St James's Place Wealth Management has come under fire for giving unsuitable advice to invest in three enterprise investment schemes.
An SJP client, referred to as Mrs H by the Financial Ombudsman Service, said the advice she received to invest in three EIS was unsuitable as the investment was too high risk and SJP had misled her about the timescale for the investment.
Mrs H had attended a confidential financial review in January 2016 with SJP and during the meeting tax efficient investments were discussed.
SJP recommended Mrs H should invest in three EIS, which would reduce her income tax liability for the tax year 2014 to 2015.
Mrs H recalled being told she would receive tax relief certificates within three to six months and this was important to her because she was due to retire in March 2017.
She also recalls being told that she would be able to exit the investment within three years of her shares being allocated.
Mrs H invested £35,167 in each of the three EIS (£105,501 in total) and provided cheques to SJP on the day of the review.
The shares were allotted in March and April 2016.
When Mrs H began to chase her tax certificates in September 2016 she found out they wouldn't be available for 12 to 18 months.
In fact, Mrs H didn't receive the EIS tax certificates until July 2017 to March 2018, so she won’t be able to repatriate the capital funds for most of the investment until late 2020 to mid-2021, if not later.
She added SJP had failed to respond to her queries within a reasonable period and she was forced to contact the EIS providers directly to obtain information about the timescales for the tax certificates and repatriation of funds.

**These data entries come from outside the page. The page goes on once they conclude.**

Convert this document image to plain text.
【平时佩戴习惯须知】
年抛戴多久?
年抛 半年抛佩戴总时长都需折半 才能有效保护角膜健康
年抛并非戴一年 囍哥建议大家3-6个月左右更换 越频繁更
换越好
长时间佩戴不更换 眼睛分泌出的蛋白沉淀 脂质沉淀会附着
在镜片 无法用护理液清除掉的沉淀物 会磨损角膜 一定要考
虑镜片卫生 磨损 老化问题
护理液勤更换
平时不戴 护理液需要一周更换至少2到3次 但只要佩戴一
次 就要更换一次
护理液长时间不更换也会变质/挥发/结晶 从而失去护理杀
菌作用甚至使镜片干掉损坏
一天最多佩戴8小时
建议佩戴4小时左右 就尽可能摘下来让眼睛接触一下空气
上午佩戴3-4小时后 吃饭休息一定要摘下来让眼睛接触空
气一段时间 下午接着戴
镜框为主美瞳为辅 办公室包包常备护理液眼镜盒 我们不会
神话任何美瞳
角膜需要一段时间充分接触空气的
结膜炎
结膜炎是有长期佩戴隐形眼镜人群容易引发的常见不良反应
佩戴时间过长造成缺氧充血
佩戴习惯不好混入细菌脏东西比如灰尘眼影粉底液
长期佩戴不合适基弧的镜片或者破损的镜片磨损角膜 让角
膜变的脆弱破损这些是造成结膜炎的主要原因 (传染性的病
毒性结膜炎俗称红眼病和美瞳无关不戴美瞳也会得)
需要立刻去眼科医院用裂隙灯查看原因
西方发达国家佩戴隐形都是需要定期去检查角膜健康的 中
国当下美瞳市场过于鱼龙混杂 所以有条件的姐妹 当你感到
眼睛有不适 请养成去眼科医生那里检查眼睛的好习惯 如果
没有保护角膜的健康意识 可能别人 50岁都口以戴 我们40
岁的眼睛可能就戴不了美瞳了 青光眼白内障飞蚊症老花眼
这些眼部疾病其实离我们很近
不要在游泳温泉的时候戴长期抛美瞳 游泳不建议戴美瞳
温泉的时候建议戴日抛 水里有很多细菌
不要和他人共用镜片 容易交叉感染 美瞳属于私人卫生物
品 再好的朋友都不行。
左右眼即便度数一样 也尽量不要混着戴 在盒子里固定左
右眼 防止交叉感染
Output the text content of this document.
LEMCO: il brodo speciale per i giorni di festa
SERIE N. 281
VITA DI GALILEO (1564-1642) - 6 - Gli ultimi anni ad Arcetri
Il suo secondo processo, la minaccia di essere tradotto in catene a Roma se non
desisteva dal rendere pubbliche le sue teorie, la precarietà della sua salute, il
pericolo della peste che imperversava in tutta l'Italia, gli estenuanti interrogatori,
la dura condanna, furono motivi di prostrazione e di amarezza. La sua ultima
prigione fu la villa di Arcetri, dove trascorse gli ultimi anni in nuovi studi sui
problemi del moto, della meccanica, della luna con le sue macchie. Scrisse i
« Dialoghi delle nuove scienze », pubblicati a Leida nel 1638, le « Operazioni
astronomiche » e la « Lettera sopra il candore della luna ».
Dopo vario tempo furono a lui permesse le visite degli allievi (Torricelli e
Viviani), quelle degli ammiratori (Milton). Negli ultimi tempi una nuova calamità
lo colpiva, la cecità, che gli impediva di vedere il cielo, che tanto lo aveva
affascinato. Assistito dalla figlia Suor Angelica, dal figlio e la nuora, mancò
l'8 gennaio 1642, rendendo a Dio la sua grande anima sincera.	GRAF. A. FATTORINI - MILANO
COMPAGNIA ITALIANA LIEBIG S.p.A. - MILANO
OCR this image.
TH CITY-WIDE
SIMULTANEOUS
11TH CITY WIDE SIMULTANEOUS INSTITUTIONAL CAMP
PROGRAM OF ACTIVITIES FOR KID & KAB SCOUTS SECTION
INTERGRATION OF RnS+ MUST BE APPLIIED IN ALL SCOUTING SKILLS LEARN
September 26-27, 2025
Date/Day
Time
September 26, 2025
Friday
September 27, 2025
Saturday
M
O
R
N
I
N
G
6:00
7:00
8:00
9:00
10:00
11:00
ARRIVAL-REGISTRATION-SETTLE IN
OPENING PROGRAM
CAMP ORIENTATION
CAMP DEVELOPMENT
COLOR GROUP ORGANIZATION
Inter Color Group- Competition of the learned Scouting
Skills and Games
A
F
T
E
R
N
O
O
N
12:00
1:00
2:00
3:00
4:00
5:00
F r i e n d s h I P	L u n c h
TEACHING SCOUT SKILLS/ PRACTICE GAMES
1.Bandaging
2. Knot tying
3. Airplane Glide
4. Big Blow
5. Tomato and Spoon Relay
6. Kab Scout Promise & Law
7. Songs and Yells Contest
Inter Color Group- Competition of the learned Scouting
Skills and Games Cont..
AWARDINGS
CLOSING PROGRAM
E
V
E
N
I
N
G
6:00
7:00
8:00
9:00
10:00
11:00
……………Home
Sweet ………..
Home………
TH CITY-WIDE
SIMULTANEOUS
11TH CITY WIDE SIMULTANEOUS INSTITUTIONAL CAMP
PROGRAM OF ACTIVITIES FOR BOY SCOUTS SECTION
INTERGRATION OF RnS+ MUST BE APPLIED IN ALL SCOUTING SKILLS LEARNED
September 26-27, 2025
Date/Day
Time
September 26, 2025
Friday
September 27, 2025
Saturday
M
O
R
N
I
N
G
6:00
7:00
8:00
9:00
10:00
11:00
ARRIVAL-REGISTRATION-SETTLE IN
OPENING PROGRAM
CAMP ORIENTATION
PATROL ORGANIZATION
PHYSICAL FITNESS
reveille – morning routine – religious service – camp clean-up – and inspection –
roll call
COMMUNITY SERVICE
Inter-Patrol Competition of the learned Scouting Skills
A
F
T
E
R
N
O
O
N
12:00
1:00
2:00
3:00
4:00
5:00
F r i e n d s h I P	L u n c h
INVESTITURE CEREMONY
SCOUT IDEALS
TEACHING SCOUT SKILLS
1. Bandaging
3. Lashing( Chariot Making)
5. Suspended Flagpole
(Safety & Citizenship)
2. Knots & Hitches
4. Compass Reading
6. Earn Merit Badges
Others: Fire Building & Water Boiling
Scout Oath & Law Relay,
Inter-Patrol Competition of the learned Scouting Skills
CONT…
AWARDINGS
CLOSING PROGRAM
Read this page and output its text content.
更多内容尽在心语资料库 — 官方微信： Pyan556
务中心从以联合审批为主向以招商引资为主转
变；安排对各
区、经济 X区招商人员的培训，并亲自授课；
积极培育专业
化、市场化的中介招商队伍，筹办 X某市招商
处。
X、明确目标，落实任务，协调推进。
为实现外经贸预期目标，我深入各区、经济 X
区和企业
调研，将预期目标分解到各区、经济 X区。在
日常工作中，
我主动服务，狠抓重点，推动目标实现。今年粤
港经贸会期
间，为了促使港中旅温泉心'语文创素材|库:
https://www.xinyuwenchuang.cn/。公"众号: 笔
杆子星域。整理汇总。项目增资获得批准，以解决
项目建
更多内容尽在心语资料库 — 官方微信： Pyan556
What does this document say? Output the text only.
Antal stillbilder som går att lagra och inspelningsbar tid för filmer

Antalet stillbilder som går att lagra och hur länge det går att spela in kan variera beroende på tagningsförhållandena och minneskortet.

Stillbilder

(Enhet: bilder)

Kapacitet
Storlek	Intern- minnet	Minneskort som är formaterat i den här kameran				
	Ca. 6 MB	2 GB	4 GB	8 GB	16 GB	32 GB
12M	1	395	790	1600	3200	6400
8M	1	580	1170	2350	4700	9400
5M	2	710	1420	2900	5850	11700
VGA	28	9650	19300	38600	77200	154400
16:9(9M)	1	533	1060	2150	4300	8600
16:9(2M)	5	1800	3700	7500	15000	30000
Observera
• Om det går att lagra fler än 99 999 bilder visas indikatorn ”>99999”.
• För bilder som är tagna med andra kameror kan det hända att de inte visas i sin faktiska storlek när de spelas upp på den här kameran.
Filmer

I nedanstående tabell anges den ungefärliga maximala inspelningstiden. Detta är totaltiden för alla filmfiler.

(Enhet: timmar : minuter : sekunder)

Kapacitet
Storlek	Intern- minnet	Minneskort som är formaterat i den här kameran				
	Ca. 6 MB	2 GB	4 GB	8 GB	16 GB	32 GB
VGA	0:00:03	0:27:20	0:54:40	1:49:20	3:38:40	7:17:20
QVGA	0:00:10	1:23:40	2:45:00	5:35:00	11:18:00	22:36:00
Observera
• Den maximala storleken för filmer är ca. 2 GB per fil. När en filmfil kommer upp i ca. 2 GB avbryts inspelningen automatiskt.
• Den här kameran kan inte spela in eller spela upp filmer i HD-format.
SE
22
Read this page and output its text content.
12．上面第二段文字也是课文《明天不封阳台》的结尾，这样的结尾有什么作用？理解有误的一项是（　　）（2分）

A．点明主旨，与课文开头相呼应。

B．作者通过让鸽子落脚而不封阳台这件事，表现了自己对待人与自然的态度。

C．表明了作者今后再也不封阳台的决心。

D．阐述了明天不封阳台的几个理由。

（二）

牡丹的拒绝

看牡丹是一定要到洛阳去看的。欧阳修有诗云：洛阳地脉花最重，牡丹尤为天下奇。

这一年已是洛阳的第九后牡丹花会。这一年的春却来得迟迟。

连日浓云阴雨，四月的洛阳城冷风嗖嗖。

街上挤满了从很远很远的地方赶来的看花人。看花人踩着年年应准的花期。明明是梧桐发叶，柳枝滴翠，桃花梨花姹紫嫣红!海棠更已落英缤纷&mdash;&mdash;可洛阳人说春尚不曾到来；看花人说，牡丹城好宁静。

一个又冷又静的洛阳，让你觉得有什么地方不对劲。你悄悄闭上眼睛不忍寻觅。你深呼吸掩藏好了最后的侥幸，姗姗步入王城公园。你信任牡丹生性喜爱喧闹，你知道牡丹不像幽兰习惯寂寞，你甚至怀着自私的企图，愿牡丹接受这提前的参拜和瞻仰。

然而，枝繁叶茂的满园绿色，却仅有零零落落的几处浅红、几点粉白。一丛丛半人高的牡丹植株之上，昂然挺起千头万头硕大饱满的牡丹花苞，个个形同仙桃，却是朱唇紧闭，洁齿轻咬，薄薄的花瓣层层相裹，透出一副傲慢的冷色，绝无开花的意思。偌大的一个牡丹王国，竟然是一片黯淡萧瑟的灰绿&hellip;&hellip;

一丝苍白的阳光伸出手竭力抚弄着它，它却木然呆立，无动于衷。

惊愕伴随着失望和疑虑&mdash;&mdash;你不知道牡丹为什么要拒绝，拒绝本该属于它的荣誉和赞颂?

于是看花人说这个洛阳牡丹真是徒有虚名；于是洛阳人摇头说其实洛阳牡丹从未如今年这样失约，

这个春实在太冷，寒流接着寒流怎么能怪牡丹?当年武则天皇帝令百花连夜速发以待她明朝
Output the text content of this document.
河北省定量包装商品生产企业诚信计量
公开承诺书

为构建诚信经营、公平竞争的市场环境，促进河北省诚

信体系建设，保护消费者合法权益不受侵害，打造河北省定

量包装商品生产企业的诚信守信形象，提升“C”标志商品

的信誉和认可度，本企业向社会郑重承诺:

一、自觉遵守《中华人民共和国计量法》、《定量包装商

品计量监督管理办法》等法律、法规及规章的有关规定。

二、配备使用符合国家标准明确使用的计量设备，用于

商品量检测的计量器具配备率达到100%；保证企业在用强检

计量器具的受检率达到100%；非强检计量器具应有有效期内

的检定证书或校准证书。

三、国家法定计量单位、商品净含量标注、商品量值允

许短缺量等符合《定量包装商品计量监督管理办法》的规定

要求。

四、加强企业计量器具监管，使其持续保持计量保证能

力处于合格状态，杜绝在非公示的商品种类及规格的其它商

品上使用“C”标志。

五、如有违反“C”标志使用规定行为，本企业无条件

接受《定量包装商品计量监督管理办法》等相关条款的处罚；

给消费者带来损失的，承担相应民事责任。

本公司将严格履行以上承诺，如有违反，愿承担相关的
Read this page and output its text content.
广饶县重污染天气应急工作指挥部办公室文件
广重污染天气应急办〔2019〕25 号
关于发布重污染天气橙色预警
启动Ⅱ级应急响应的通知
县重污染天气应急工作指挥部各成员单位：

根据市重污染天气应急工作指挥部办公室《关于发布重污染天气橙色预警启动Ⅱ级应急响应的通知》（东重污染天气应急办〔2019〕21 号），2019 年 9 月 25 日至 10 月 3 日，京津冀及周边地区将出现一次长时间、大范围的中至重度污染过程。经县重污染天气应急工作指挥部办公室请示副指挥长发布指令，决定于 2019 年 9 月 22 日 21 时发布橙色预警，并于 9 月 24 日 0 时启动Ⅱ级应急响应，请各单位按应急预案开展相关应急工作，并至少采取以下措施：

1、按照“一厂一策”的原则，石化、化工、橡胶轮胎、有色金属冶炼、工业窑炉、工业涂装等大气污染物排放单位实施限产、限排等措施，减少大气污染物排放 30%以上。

But a spokesman for SJP argued EIS was suitable for Mrs H as this investment vehicle provided the tax relief she was looking for.
The spokesman for SJP added Mrs H was advised that EIS carried a much higher level of risk and this was highlighted in the suitability letter along with the fact delays in the tax relief were possible as the money might not be invested immediately.
SJP argued the main features and benefits of EIS were outlined in the fund fact sheets but Mrs H said she hadn't been given any sheets at the time of the meeting.
The ombudsman thought Mrs H had given a plausible account of this as she had provided cheques for the investments on the day of the meeting, which suggested she hadn't been given any further information to review before trusting SJP with her cash.
Ombudsman Sarah Tozzi said: "There was nothing to show that the significant risk of losing the investment was properly explained.
"EIS are non-mainstream, complex, illiquid, specialised and speculative investments, where there is a real risk of losing the original investment.
"I wasn't satisfied that this was adequately explained to Mrs H at the time, so I didn't think it was enough for SJP to rely upon the EIS declaration.